La radio n'aidait pas. En permanence, l'animateur rappelait le succès retentissant de Tchekhov, Inc. et l'importance cruciale du meeting « secret » qui se tiendrait le lendemain. Le monde ne pouvait plus se passer des produits de cette entreprise, et si Mirabelle effectuait son travail correctement, la compagnie deviendrait quasiment un monopole.

« Excusez-moi. »

Mirabelle se racla la gorge. Elle avait l'habitude d'être ignorée – avec raison.

« Excusez-moi ! »

Le chauffeur lui jeta un regard morne dans le rétroviseur.

« Est-ce que vous pourriez changer de pro­gramme, s'il vous plait ?
— De programme ? »

Mirabelle avait enfin trouvé quelqu'un de moins vif qu'elle.

« De programme. À la radio. »

Pas de réponse. Peut-être qu'il attendait le nom d'une chaine spécifique. Mais Mirabelle aurait bien été incapable de lui en donner une. Elle n'écoutait pas la radio – c'était une perte de temps.

« Écoutez, laissez tomber. Éteignez juste la radio, s'il vous plait.
— La radio est éteinte, madame. »

Silence.

Mirabelle sourit : ce chauffeur était assurément idiot. Elle prit une grande inspiration pour rétorquer


Mais les mots ne vinrent jamais. Mirabelle Jabotte était prise de tremblements. 19 heures. Elle n'avait pas pensé à ingérer son médicament. Tout le personnel de Tchekhov, Inc. en avait, pourtant. Consigne générale, depuis l'incident. D'autant plus qu'elle transportait le prototype dans son sac. L'employée 204 réussit à se saisir de son pilulier et à avaler les deux pastilles vertes.

Un soupir de soulagement. La radio s'était vraiment arrêtée.

Dans ma tête, pensa-t-elle. C'était seulement dans ma tête.

Bien sûr, Mirabelle ignorait que le problème ne se situait absolument pas dans sa tête. Elle ignorait aussi que les pilules ne pourraient pas l'aider, pour la simple et bonne raison qu'il s'agissait de morceaux de sucre. Tout ce que savait Mirabelle, c'était qu'elle suivait les ordres – et donc, la vérité inconditionnelle.

Mais pendant que 204 prenait un moment pour chérir l'ordre qui régissait sa vie, le petit écran du siège avant s'alluma sous ses yeux.

Juste un message : « Bonjour, Mirabelle. »

Des perles de sueur suintaient sur le front de 204. Bientôt. Bientôt, les médicaments feront effet.

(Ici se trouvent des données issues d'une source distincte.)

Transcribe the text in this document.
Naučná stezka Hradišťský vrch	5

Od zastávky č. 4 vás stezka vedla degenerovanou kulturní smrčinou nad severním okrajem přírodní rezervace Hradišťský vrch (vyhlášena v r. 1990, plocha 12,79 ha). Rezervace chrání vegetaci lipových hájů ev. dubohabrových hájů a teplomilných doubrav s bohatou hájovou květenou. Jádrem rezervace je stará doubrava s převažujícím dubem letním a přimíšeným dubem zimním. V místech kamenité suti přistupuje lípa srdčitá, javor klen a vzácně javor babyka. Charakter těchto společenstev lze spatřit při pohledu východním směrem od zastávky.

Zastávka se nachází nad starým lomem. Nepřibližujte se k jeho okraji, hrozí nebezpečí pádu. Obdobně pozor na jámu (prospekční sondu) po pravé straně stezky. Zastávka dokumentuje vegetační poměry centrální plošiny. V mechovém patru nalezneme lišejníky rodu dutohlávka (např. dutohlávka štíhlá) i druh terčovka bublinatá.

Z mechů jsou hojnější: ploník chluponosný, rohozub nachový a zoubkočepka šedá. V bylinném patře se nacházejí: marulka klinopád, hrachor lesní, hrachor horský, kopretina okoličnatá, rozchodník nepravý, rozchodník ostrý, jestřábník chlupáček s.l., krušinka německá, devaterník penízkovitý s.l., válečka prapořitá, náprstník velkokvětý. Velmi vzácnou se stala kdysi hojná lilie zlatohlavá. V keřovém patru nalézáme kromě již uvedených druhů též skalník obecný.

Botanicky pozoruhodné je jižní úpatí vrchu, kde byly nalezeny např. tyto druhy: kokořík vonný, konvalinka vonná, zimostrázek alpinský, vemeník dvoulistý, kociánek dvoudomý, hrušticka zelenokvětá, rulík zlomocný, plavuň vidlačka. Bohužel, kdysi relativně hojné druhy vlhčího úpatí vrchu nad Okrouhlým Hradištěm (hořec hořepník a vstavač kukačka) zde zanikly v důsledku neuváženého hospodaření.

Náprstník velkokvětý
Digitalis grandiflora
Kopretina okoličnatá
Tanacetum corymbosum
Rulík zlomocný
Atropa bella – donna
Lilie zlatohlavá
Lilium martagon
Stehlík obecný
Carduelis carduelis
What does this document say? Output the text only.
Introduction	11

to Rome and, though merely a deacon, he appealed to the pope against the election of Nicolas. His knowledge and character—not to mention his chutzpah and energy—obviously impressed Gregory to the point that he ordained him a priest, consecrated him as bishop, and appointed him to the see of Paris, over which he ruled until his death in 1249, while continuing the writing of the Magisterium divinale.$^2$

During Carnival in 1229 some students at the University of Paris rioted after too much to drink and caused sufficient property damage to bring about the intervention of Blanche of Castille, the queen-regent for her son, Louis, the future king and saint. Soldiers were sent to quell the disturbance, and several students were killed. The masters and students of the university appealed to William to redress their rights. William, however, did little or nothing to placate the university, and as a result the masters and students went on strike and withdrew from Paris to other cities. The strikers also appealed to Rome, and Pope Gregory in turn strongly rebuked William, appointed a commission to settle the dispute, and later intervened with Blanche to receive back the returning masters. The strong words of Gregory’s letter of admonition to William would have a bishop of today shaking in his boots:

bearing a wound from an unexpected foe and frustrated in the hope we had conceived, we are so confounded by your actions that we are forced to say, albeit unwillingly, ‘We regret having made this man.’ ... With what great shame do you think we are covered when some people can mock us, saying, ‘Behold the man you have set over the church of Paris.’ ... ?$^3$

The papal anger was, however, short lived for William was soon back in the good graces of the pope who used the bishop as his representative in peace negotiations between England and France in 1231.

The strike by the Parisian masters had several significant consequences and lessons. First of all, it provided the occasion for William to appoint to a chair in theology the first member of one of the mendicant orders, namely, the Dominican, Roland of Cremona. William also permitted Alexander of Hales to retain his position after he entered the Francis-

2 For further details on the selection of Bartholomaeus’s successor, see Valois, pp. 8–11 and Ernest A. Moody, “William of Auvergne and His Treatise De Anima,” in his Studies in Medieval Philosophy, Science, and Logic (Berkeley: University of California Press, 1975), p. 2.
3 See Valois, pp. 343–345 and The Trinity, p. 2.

L'écran continuait : « Il est temps, Mirabelle. »

De grosses lettres rouges. Inspiration, expiration.

L'écran afficha ensuite une simple flèche, pointant vers le bas. 204 ne voyait toutefois rien de bien particulier... mais à quoi pouvait-elle s'attendre d'une hallucination ?

Affligé par ce concentré de stupidité, l'écran lui donna un dernier indice :

« Tournesols. »

Bonne idée. Je vais reprendre un peu de force.

L'écran afficha un sourire lorsqu'elle tendit la main vers le paquet de graines de tournesol.

***

Un chat traversa devant le taxi. Il s'agissait d'un chartreux nommé Mistigri, preuve s'il en fallait du cruel manque d'inventivité de ses humains. Mistigri faisait exactement 32 centimètres pour 6,2 kilogrammes. Ses yeux jaunes brillaient dans la nuit d'un air agacé. Mistigri s'était imaginé mourir dans une piscine d'herbe à chat, et certainement pas sous les roues d'un taxi de marque inférieure.

Ceci n'est pas l'histoire de Mistigri.
(Il décèderait effectivement dans une piscine d'herbe à chat cinq ans plus tard, dans de mystérieuses circonstances.)

Ce n'est pas non plus l'histoire de Mirabelle Jabotte qui, elle, périrait dans d'atroces souffrances quelques paragraphes ci-dessous.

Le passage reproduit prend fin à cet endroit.